Breast cancer surgery can be broadly categorised into Lumpectomy (preserving the breast) or Mastectomy (removing the whole breast). The surgery that is recommended to you will be determined by multiple factors, including the size of the tumour and the size of your breast. Your opinions will also play an important role in the decision-making process. If a mastectomy is recommended, then breast reconstruction will also be discussed with you.
Your surgeon may recommend a “therapeutic mammoplasty”. This procedure involves utilising a breast reduction technique, traditionally used for cosmetic procedures, to treat a breast cancer. You may also require a breast reduction on the other breast to achieve symmetry; this may be offered at the same time, or at a later date, depending on the individual circumstances
A “simple mastectomy” involves removing the breast an overlying skin with the nipple. The result is a flat chest on the side of the breast cancer with a scar extending from the breast bone to the underarm.

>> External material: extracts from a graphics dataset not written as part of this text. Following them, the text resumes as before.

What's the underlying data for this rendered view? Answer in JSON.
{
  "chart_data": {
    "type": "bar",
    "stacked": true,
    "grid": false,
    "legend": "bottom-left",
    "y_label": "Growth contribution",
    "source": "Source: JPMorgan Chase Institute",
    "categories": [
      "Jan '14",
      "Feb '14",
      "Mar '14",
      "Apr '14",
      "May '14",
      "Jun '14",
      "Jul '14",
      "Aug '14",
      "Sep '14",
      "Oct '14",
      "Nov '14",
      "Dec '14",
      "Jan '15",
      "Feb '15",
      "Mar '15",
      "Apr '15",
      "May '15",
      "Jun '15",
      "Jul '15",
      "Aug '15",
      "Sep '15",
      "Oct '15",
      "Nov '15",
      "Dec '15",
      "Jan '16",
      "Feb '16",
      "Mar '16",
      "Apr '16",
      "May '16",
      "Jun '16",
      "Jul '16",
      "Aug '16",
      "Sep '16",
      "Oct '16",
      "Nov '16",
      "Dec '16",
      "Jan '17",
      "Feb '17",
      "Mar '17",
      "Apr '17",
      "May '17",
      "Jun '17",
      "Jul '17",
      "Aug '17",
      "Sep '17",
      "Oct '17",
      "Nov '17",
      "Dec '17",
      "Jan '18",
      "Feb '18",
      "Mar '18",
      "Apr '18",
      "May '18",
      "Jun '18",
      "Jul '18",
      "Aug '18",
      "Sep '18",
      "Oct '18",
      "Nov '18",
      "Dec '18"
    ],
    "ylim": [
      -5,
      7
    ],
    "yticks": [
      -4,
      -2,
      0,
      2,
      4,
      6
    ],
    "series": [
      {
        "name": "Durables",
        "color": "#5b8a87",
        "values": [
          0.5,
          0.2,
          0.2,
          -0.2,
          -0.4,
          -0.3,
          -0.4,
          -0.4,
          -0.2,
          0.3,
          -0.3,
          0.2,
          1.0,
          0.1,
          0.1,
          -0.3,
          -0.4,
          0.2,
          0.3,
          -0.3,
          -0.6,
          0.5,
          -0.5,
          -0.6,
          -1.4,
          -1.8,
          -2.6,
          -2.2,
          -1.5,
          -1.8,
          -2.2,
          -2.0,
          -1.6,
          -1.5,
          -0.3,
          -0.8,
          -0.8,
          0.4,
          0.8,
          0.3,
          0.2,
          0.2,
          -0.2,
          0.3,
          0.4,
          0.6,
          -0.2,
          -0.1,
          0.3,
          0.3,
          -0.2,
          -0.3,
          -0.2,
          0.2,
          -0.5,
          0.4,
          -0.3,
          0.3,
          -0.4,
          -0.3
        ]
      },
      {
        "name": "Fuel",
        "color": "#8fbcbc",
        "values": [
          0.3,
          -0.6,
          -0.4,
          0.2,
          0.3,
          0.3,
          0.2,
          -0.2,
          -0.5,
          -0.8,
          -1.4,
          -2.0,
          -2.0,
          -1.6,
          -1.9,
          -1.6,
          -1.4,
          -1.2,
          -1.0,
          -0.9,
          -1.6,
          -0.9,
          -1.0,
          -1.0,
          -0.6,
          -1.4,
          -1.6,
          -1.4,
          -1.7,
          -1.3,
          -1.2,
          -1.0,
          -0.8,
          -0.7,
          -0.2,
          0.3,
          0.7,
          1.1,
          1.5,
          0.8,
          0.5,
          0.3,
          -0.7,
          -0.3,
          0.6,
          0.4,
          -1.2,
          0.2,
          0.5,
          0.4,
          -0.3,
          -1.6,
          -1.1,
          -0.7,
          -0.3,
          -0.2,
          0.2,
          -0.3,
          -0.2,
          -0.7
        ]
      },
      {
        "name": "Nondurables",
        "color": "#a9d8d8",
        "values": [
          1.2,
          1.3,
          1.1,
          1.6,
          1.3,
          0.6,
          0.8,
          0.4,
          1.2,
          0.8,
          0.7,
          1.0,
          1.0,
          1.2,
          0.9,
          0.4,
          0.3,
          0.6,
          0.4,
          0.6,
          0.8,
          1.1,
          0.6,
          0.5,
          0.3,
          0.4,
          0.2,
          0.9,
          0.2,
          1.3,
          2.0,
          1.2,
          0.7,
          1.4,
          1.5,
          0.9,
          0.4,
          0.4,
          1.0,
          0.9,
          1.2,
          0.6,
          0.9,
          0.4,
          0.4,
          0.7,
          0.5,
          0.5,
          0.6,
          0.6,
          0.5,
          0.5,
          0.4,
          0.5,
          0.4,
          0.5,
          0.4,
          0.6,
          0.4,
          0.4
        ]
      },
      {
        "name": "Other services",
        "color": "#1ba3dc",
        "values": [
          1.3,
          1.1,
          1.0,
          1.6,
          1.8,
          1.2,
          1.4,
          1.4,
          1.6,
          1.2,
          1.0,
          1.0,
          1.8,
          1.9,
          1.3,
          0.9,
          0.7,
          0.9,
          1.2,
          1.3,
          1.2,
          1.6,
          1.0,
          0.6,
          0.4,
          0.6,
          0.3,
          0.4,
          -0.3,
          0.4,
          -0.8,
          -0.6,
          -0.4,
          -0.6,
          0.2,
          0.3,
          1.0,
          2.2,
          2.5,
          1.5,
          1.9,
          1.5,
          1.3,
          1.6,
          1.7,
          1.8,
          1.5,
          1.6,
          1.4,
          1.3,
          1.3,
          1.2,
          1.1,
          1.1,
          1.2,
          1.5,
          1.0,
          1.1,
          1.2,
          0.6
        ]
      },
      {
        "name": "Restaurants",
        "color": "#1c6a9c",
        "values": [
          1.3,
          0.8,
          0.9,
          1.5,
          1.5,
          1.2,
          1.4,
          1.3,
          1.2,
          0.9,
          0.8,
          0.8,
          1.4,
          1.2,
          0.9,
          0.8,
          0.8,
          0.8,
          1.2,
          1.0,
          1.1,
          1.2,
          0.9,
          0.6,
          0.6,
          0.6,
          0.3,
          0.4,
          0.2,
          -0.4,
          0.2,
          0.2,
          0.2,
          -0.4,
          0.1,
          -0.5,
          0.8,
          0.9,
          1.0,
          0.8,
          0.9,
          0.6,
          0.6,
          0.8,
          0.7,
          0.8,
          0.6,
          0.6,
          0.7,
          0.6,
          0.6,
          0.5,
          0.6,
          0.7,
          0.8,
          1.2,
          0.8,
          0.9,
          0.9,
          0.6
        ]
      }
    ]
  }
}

A “skin-sparring mastectomy” involves removing the breast through a cosmetically desirable incision, whilst preserving the skin envelope of the breast. This is often combined with an immediate breast reconstruction.
You may require surgery to the lymph nodes of your underarm on the same side as the breast cancer. A “sentinel lymph node biopsy” involves removing the first draining lymph nodes in the underarm. It is routine practice to offer this procedure to any patient where the breast cancer has not obviously spread to the lymph nodes on their scans. If there is evidence of spread to the underarm lymph nodes, you may be offered an “axillary node clearance”, which involves removing most of the lymph nodes of the underarm.